Emerging from weeks of coronavirus isolation, President Joe Biden stepped into a role he has long emphasized in his political career: that of a consoler who can bring comfort to people and families weighed down by the pain of grief and destruction.
Biden and first lady Jill Biden arrived in flood-stricken eastern Kentucky on Monday to meet with families and survey the devastation in the state after major storms tore through towns, killing at least 37 people. Some people are still missing, and many others are displaced.
“You think to yourself, ‘What in God’s name happened to the 37, now 38 people who are dead?’” Biden said during a briefing by first responders on the impact of the storms.
“You hear about the grandmother and granddaughter climbing 16 hours to get out of the way … You see the pictures of those four beautiful children on television, and you think, ‘My God, what a devastating thing to be a parent in that,’” Biden said. “You see a father who sacrificed his own life to save an injured driver.”
The president has made his family’s history of grief and loss central to his own political story since the death of his first wife and young daughter in a car crash and the later death of his son Beau.

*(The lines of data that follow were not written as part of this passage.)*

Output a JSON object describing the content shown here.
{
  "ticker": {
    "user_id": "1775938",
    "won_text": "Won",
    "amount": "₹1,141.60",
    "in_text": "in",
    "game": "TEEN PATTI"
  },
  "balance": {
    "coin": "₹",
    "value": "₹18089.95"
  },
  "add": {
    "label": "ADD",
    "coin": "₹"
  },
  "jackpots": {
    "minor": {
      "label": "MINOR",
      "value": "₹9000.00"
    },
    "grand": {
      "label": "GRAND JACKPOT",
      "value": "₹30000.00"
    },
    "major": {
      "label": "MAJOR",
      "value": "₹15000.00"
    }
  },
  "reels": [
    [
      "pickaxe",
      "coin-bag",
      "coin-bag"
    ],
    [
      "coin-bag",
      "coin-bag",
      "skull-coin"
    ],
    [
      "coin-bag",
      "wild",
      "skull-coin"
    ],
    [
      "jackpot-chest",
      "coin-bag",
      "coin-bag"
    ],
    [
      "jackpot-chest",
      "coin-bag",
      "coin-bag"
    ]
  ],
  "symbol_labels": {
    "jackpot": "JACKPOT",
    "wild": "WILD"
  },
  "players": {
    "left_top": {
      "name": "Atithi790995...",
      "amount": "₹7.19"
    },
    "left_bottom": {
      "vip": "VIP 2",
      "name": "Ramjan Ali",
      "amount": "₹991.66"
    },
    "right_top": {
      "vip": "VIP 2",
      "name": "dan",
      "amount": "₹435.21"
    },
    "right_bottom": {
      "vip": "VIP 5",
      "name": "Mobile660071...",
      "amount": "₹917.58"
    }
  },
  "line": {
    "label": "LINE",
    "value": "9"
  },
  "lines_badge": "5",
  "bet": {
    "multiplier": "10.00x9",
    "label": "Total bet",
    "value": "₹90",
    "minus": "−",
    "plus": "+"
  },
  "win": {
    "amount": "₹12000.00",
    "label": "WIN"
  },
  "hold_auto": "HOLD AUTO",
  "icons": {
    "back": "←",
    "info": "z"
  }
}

The Bidens and Democratic Gov. Andy Beshear had toured a neighborhood damaged by last month’s catastrophic flash flooding shortly before.
Emergency shelters are housing dozens of families, according to the governor’s office.
Biden’s motorcade passed banks strewn with remnants of the flood while driving along Lost Creek. On one tree, a plastic laundry basket hung up high.
“Those are pieces of everybody’s houses. That’s all that’s left,” Beshear told Biden after stopping at a school, describing the damage caused by rushing waters. A washed-out school bus stood in the creek.
Biden, praising the recovery efforts, clasped the hand of FEMA Administrator Deanne Criswell.
Criswell demurred, with the president insisting that he wasn’t flattering her.
“I’m not being kind,” Biden said.
During the briefing, the president said he would leverage the full weight of the federal government behind the reconstruction effort.
“I promise you, we’re not leaving,” Biden said. “If it is legal, we’ll do it. If it’s not legal, we will figure out how to change the law.”
“You’re stuck with us,” he added. “We’re here until it’s over.”
Biden has announced federal disaster relief to Kentucky to cover the cleanup and emergency relief in the wake of the disaster.
Biden’s press secretary said the Federal Emergency Management Agency had released more than $3.1 million to fund the relief and dispatched hundreds of rescue workers to aid the effort.
Karine Jean-Pierre also said the scope and scale of destructive weather events would accelerate with climate change.
“The floods in Kentucky and extreme weather all around the country are yet another reminder of the intensifying and accelerating impacts of climate change and the urgent need to invest in making our communities more resilient to it,” she said while briefing reporters on Air Force One.
Jean-Pierre called “vital” Senate Democrats’ passage of the $739 billion Inflation Reduction Act over the weekend, a climate bill that aims to reduce carbon emissions dramatically over the next decade, as well as the infrastructure legislation passed late last year.
“Over the long term, these investments will save lives, reduce costs and protect communities like the one we are visiting today,” she said.
The president is expected to sign the climate bill this week.
The visit marked Biden’s second to the state since taking office and his first official trip since recovering from a coronavirus rebound infection. He traveled to Kentucky last December after tornadoes tore through the state, killing 77 people.